Purpose: : Stem cells have been proposed as a prospective source of cells for retinal transplantation. Nevertheless, turning retinal progenitor cells into transplantable photoreceptors is a complex process. The application of retinal stem cells for regenerative medicine will require an enriched and homogeneous population of cells able to become functional rods in the retina. To this purpose we have developed a protocol for in vitro differentiation of rod-like photoreceptors and tested their molecular and physiological properties.

Methods: : We derived retinal stem cells from the ciliary margin of adult mice and grew them as neurospheres in minimal medium. Cells were then allowed to differentiate on an extracellular matrix substrate in the absence of serum and in the presence of differentiating factors: retinoic acid and taurine. Gene expression was analyzed by Real-time PCR; protein localization by immunofluorescence; electrophysiology by patch-clamping.

Results: : During the first weeks of in vitro differentiation, cells expressed progenitor markers. Co-expression of several rod marker proteins, such as rhodopsin transducin and Pde6b, was detectable after at least two weeks of differentiation in 70% of the cells. Electrophysiological analysis demonstrates cGMP-gated currents after at least 3 weeks in vitro, suggesting that expression of cGMP-gated channels starts later than rhodopsin. Even if cGMP-gated channels were expressed at this time, cells did not show yet voltage-dependent currents typical of mature photoreceptors.

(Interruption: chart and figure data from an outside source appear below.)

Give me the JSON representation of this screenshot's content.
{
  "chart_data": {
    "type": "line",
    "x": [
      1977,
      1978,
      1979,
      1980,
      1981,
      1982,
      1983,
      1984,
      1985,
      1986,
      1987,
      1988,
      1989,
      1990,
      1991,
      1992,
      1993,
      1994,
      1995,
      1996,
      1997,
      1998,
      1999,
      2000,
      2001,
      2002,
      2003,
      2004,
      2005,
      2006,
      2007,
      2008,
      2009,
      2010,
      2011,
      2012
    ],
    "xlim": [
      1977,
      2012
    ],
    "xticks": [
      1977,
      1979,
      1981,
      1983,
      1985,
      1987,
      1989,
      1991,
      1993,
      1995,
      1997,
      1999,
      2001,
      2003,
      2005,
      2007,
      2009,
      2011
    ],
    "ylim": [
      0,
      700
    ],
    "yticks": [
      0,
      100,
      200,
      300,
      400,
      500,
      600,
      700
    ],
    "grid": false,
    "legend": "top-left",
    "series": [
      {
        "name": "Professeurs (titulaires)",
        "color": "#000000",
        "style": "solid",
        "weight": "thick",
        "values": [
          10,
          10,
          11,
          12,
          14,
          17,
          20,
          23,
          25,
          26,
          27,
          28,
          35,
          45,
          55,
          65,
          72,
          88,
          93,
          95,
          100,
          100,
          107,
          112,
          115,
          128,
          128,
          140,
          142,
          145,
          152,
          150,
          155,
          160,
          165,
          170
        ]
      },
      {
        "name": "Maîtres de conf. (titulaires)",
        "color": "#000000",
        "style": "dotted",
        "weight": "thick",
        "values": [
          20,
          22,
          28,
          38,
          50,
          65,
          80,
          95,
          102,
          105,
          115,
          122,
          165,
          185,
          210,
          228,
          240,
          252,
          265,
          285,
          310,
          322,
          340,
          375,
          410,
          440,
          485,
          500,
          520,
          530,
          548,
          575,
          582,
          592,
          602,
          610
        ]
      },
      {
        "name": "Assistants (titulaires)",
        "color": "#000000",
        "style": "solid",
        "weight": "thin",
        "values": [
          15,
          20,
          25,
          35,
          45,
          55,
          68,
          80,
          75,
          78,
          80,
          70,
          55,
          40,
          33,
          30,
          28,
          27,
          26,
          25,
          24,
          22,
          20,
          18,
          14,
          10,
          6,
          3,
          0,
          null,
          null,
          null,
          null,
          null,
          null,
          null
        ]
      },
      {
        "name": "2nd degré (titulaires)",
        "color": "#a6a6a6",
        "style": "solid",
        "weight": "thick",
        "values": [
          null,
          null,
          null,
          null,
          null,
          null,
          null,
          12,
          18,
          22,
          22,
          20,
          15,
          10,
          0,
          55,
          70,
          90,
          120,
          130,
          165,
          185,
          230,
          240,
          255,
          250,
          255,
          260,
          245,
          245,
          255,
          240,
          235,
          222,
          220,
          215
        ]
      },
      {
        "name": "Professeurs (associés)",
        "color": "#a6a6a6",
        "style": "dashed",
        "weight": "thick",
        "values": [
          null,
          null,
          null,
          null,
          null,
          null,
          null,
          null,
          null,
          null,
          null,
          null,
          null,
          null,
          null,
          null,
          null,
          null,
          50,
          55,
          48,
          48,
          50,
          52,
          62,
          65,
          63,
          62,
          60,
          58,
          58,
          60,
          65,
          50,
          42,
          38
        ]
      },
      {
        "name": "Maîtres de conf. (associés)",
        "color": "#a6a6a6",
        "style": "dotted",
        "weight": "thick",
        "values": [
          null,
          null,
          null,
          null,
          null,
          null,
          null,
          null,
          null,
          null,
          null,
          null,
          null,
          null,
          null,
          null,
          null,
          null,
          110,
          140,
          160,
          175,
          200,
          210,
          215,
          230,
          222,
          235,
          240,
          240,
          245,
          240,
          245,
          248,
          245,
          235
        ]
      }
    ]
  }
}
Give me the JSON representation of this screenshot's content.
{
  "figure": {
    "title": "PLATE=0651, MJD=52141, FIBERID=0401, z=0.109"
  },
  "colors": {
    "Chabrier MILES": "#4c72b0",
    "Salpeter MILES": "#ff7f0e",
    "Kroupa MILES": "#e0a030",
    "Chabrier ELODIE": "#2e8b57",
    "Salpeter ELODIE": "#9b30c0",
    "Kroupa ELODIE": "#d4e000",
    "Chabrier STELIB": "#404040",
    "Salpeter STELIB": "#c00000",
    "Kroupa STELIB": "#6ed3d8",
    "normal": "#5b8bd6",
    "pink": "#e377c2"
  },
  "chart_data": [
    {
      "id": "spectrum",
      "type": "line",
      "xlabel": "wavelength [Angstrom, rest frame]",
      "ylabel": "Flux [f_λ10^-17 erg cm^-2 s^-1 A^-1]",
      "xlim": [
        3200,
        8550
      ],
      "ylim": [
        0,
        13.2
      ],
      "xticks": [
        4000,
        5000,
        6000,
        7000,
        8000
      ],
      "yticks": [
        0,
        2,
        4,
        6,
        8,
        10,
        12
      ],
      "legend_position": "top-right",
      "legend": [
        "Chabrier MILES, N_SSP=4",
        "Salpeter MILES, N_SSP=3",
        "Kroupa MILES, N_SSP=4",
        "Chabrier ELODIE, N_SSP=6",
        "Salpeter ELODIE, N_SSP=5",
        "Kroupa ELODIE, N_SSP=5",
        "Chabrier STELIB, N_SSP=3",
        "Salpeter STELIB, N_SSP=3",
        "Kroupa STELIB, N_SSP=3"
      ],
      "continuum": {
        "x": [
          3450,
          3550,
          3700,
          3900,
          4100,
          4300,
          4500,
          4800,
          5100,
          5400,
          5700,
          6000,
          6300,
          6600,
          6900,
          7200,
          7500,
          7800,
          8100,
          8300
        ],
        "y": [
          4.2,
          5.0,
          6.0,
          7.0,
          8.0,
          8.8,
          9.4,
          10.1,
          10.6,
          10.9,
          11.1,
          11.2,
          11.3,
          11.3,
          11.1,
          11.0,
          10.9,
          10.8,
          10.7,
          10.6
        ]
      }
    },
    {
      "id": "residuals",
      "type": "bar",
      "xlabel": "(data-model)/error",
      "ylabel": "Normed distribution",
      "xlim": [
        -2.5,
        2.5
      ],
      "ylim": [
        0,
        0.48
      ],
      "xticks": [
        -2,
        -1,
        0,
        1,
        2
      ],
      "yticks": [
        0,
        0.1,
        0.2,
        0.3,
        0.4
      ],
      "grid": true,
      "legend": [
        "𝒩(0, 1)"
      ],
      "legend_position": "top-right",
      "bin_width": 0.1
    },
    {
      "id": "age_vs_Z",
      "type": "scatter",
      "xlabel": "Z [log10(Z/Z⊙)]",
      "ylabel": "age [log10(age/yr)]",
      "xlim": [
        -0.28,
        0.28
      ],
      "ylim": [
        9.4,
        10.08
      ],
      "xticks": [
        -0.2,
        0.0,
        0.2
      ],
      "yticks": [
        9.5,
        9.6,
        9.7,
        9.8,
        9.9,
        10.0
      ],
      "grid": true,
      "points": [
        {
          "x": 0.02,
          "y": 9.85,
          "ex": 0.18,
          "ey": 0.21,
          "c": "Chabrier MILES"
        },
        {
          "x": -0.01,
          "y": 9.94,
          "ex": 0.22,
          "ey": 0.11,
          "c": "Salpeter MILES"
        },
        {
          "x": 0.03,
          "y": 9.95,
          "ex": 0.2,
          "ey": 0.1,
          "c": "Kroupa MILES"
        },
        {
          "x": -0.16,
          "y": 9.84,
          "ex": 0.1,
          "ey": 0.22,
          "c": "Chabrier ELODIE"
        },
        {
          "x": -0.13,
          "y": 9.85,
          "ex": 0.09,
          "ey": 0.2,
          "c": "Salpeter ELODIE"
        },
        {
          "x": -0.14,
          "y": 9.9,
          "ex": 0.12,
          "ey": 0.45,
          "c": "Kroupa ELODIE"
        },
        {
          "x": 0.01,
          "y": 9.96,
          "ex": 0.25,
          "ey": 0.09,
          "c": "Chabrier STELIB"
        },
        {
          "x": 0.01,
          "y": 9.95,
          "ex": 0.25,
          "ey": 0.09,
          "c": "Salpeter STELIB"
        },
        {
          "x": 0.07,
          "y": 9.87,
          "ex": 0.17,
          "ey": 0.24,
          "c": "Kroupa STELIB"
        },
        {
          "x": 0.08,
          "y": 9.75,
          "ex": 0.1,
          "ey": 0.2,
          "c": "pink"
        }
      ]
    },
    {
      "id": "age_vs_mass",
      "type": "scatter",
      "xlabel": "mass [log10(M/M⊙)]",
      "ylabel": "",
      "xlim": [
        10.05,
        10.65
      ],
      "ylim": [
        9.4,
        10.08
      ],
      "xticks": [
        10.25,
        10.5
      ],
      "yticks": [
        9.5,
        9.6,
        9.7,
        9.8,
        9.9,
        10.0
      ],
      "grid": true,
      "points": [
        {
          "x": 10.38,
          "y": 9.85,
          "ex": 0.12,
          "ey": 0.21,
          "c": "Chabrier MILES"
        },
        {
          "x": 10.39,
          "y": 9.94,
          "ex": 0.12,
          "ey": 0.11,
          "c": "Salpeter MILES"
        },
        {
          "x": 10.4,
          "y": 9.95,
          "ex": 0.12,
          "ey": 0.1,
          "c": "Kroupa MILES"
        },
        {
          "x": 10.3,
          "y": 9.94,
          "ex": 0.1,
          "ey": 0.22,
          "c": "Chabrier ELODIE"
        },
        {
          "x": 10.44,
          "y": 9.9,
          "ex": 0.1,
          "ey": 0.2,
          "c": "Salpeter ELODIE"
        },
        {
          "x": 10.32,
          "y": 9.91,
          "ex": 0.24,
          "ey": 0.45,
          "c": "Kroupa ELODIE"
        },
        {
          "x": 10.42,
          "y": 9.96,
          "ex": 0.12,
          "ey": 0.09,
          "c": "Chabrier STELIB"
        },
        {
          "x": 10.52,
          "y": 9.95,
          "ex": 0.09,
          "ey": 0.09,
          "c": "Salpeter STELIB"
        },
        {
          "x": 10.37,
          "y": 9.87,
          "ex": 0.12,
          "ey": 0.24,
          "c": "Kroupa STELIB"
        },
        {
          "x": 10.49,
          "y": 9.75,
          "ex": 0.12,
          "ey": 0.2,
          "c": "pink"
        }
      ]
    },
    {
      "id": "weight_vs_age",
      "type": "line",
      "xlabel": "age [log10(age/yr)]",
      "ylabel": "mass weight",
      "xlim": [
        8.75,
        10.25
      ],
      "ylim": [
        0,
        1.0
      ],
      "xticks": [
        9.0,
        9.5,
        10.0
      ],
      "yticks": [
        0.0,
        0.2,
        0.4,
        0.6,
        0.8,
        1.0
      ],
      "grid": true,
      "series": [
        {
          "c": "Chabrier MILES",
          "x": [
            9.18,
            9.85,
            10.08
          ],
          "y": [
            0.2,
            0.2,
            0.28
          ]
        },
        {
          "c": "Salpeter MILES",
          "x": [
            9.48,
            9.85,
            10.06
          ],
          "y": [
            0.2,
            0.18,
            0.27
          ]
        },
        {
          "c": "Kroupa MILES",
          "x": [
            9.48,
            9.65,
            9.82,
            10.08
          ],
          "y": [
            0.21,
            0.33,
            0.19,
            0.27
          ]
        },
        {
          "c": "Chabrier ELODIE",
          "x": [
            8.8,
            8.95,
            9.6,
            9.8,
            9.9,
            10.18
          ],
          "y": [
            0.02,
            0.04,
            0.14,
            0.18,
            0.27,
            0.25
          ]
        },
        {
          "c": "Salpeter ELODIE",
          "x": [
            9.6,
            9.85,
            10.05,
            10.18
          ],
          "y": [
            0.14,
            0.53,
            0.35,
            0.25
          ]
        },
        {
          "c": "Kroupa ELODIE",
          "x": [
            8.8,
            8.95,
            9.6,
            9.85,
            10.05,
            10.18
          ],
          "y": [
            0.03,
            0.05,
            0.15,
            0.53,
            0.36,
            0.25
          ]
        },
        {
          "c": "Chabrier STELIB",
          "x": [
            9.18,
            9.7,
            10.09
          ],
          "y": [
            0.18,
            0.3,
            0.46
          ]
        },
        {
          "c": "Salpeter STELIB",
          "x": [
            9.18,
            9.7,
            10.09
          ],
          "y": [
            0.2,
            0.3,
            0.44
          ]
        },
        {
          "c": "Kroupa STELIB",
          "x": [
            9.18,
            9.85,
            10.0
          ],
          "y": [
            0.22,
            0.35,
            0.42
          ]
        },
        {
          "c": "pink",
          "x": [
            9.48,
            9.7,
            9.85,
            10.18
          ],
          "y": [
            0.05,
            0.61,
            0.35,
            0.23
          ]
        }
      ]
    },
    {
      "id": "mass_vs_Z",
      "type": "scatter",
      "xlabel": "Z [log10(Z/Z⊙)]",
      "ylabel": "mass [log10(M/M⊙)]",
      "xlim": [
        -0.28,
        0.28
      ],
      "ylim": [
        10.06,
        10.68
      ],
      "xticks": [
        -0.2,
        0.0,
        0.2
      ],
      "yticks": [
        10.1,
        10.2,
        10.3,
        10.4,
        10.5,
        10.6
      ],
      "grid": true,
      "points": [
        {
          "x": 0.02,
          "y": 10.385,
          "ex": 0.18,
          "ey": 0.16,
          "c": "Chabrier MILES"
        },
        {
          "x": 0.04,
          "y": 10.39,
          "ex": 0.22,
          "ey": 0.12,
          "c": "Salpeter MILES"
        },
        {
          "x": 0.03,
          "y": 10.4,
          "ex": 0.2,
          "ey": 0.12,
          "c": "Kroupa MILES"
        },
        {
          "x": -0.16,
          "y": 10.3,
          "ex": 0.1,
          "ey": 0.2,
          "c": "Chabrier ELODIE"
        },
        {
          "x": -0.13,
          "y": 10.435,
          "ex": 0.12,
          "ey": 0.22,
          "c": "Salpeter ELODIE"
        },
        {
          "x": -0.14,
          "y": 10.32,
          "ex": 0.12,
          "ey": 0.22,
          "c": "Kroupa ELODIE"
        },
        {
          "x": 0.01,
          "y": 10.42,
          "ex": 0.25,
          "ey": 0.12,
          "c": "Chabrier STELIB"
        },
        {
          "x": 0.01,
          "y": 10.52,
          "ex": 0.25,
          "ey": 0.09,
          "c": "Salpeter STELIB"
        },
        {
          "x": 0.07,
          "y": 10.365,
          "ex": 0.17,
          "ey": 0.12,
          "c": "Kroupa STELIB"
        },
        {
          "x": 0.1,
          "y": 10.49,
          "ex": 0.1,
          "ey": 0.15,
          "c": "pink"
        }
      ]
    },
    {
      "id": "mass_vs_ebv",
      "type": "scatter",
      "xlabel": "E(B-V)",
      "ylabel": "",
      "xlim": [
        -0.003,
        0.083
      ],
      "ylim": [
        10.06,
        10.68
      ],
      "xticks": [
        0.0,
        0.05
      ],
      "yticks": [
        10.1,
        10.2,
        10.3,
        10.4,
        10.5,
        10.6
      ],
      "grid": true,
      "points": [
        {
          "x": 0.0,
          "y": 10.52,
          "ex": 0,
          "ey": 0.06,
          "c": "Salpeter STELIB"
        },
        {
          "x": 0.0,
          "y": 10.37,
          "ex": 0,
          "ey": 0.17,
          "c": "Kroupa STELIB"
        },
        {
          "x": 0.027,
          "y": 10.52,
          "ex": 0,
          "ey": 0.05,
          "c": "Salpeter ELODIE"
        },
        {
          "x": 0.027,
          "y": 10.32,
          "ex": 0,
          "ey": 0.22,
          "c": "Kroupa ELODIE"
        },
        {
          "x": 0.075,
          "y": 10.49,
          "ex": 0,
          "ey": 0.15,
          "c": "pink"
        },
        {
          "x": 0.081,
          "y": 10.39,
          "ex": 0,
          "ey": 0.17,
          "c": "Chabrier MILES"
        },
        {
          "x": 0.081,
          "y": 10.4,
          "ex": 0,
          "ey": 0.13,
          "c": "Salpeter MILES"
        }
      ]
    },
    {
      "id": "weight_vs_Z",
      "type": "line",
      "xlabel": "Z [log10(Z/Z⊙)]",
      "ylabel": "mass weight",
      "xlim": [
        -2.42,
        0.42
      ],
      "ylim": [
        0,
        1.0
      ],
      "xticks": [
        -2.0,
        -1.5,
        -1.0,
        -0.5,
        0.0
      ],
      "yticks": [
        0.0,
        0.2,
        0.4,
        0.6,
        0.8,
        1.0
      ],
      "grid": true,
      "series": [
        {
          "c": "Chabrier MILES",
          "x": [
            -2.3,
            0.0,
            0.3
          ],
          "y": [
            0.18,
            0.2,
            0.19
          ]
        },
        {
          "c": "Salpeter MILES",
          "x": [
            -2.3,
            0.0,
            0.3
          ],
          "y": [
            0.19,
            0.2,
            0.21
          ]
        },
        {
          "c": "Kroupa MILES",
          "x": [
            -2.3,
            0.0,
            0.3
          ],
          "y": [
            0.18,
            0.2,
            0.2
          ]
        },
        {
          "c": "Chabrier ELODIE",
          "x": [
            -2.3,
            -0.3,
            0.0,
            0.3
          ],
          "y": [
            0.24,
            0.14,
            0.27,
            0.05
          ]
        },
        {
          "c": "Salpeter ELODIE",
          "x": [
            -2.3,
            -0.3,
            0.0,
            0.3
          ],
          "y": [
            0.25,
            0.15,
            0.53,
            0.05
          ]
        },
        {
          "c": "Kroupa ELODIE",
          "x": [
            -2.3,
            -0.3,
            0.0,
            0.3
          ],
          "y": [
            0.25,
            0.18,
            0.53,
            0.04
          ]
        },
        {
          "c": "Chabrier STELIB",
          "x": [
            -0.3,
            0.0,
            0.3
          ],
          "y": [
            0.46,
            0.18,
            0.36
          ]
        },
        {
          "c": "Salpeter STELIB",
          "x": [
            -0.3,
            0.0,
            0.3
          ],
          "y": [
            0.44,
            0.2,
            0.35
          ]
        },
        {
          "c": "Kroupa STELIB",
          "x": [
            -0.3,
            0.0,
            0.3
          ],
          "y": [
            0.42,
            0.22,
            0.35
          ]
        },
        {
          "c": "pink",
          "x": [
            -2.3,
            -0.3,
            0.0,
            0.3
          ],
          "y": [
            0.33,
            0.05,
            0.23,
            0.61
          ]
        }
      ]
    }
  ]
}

Conclusions: : Expression, subcellular localization and electrophysiology suggest that our differentiation protocol allows a high percentage of neurosphere derived cells to acquire rod-like properties. Our data show that rhodopsin expression turns on early during the differentiation protocol and precedes functional maturation of the neurons. Long differentiation times are required to achieve high degree of maturation.